Quels sont tes premiers souvenirs de cinéma ?
Le tout premier, c’est un Disney, Dumbo ! Très triste… (Rires). Le plus marquant, en revanche, a probablement été un film mexicain, Llovisna, un voyage initiatique meurtrier au travers le pays, sorte de road movie psychologique sur fond de peur de l’autre. J’ai eu la chance d’avoir un père extrêmement cinéphile, proche du cinéma d’auteur. C’est lui qui m’a initié au cinéma français, qui m’a fait connaître Gérard Depardieu dans Cyrano de Bergerac. Il m’a conseillé d’apprendre le Français, pour comprendre Cyrano « dans le texte ». Ceci dit, quand je suis arrivé à Vannes, j’ai surtout découvert qu’il existait aussi un patrimoine fait de comédies, genre La soupe aux choux !
Tu te sentais proche de la culture française ?
La culture française est très présente au Mexique, via l’architecture, le cinéma et la communauté française, qui a investi des quartiers entiers. L’ambassade organise tous les ans un Festival du film français. J’ai été surpris d’y trouver Banlieue 13 cette année. Luc Besson, et sa volonté de sortir les films français de la case « auteurs », doit y être pour beaucoup. C’est dommage, à l’heure où la plupart des réalisateurs mexicains (Rodriguez, Cuaron), à l’inverse, sont obligés d’aller travailler à Hollywood. Seul Iñárritu a réussi a créer une « nouvelle vague » mexicaine.
Pourquoi le choix de la photo, du poste de chef opérateur ?
J’ai beaucoup d’admiration pour certains chefs opérateurs, notamment Gordon Willis (Le Parrain), un vrai créateur de lumière, Laszlo Kovacs (Easy Rider), qui vient du documentaire et qui introduit un propos dans chaque plan, ou encore le français Darius Khondji, un inventeur ! Je cherche quant à moi à m’exprimer à travers les images, à leur donner du sens. A y dessiner ma vision du monde, un peu nostalgique, compte tenu de ma nationalité et la réalité du non-partage des richesses. La réalisation, en revanche, n’est pas ma priorité. Ce n’est pas nécessairement le mode de narration qui me convient le mieux.
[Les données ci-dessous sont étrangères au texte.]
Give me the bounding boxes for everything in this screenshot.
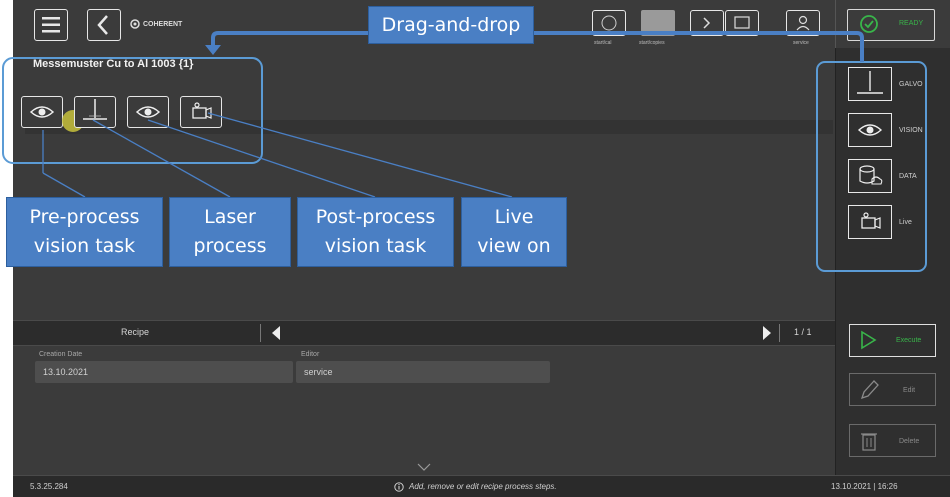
menu-button[interactable] xyxy=(34,9,68,41)
recipe-bar: Recipe 1 / 1 xyxy=(13,320,835,346)
next-page-icon[interactable] xyxy=(761,325,773,341)
top-right-divider xyxy=(835,0,836,48)
logo-icon xyxy=(130,19,140,29)
start-cal-button[interactable] xyxy=(592,10,626,36)
service-button[interactable] xyxy=(786,10,820,36)
user-icon xyxy=(796,15,809,30)
eye-icon xyxy=(857,123,882,136)
callout-live-view: Live view on xyxy=(461,197,567,267)
editor-label: Editor xyxy=(301,351,320,358)
start-copies-label: start/copies xyxy=(639,40,665,46)
step-post-vision[interactable] xyxy=(127,96,169,128)
tool-button-3[interactable] xyxy=(690,10,724,36)
screens-icon xyxy=(733,15,750,29)
chevron-right-icon xyxy=(702,16,710,29)
eye-icon xyxy=(29,105,54,118)
creation-date-field[interactable]: 13.10.2021 xyxy=(35,361,293,383)
start-cal-label: start/cal xyxy=(594,40,612,46)
edit-label: Edit xyxy=(903,387,916,394)
tool-data[interactable] xyxy=(848,159,892,193)
step-live-view[interactable] xyxy=(180,96,222,128)
editor-field[interactable]: service xyxy=(296,361,550,383)
chevron-left-icon xyxy=(96,14,108,35)
chevron-down-icon[interactable] xyxy=(417,463,431,472)
recipe-title: Messemuster Cu to Al 1003 {1} xyxy=(33,58,194,70)
laser-icon xyxy=(82,98,107,120)
camera-icon xyxy=(860,211,881,229)
tool-live-label: Live xyxy=(899,219,912,226)
callout-post-process: Post-process vision task xyxy=(297,197,454,267)
creation-date-label: Creation Date xyxy=(39,351,83,358)
page-indicator: 1 / 1 xyxy=(794,327,812,337)
callout-laser-process: Laser process xyxy=(169,197,291,267)
delete-label: Delete xyxy=(899,438,920,445)
back-button[interactable] xyxy=(87,9,121,41)
execute-label: Execute xyxy=(896,337,922,344)
callout-pre-process: Pre-process vision task xyxy=(6,197,163,267)
ready-status: READY xyxy=(847,9,935,41)
trash-icon xyxy=(861,433,877,451)
tool-live[interactable] xyxy=(848,205,892,239)
pencil-icon xyxy=(860,380,879,400)
database-icon xyxy=(858,164,882,185)
tool-data-label: DATA xyxy=(899,173,917,180)
check-circle-icon xyxy=(860,15,878,33)
camera-icon xyxy=(191,101,212,119)
prev-page-icon[interactable] xyxy=(270,325,282,341)
step-laser[interactable] xyxy=(74,96,116,128)
service-label: service xyxy=(793,40,809,46)
callout-drag-and-drop: Drag-and-drop xyxy=(368,6,534,44)
recipe-label: Recipe xyxy=(121,327,150,337)
recipe-bar-divider xyxy=(260,324,261,342)
step-pre-vision[interactable] xyxy=(21,96,63,128)
recipe-bar-divider-2 xyxy=(779,324,780,342)
tool-galvo[interactable] xyxy=(848,67,892,101)
play-icon xyxy=(861,330,877,350)
logo-text: COHERENT xyxy=(143,20,183,28)
tool-vision[interactable] xyxy=(848,113,892,147)
hamburger-icon xyxy=(41,16,60,32)
edit-button[interactable]: Edit xyxy=(849,373,936,406)
delete-button[interactable]: Delete xyxy=(849,424,936,457)
tool-vision-label: VISION xyxy=(899,127,923,134)
tool-button-4[interactable] xyxy=(725,10,759,36)
status-bar: 5.3.25.284 Add, remove or edit recipe pr… xyxy=(13,475,950,497)
grid-icon xyxy=(601,15,616,30)
version-text: 5.3.25.284 xyxy=(30,482,68,491)
info-icon xyxy=(394,482,404,492)
ready-label: READY xyxy=(899,20,924,27)
logo: COHERENT xyxy=(130,17,182,31)
execute-button[interactable]: Execute xyxy=(849,324,936,357)
datetime-text: 13.10.2021 | 16:26 xyxy=(831,482,898,491)
laser-icon xyxy=(856,70,883,94)
start-copies-button[interactable] xyxy=(641,10,675,36)
tool-galvo-label: GALVO xyxy=(899,81,923,88)
eye-icon xyxy=(135,105,160,118)
hint-text: Add, remove or edit recipe process steps… xyxy=(409,482,557,491)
Tu as néanmoins réalisé un autoportrait original, disponible en ligne…
Oui, un autoportrait parodique, décalé par rapport à l’image « folklorique » véhiculée par le fait d’être Mexicain : je ne vous fait pas un dessin… Je l’ai en partie tourné au Mexique, afin de jouer sur l’opposition « petit village traditionnel » contre « plus grande ville du monde ». Je me moque beaucoup de moi-même dans ce court métrage.
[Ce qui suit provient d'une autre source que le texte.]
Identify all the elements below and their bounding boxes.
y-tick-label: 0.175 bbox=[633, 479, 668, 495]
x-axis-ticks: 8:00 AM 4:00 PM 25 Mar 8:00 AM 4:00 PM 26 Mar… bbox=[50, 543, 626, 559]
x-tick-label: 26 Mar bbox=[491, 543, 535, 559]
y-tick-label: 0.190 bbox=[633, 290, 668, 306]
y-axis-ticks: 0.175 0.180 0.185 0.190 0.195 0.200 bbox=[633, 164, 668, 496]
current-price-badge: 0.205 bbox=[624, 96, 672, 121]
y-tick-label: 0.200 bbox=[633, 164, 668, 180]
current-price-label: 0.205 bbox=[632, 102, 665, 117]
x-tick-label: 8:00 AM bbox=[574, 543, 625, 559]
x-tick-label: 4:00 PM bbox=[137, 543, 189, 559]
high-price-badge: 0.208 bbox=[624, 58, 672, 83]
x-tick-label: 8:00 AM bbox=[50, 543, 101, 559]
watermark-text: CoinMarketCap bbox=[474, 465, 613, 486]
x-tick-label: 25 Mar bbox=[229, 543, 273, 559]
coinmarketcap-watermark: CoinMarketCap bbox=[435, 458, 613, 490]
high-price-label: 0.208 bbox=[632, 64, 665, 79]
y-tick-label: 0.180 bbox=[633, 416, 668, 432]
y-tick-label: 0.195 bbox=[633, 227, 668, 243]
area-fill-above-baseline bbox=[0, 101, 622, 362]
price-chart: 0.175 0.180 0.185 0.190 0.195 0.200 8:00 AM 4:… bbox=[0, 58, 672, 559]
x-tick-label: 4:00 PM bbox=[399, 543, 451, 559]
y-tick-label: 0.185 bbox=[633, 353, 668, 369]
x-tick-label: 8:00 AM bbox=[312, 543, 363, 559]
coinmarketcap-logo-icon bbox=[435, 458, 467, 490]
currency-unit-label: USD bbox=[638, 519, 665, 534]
Comment envisages-tu tes dix prochaines années ?
J’ai toujours aimé voyager. C’est comme une drogue. Je ne peux pas m’imaginer rester quelque part pour le restant de mes jours. Et puis, ici, en France, le cinéma bénéficie d’un véritable statut, il est soutenu financièrement. On y aide les jeunes professionnels, contrairement au Mexique. Même si je souhaite, par réflexe patriotique, retourner un jour faire un film là-bas : le Mexique me manque quand je suis en France et inversement. J’aimerais pouvoir continuer à apprendre, peut-être à Paris. Je sais en tout cas que mes dix prochaines années seront les plus difficiles de ma vie, en termes de travail et d’implication.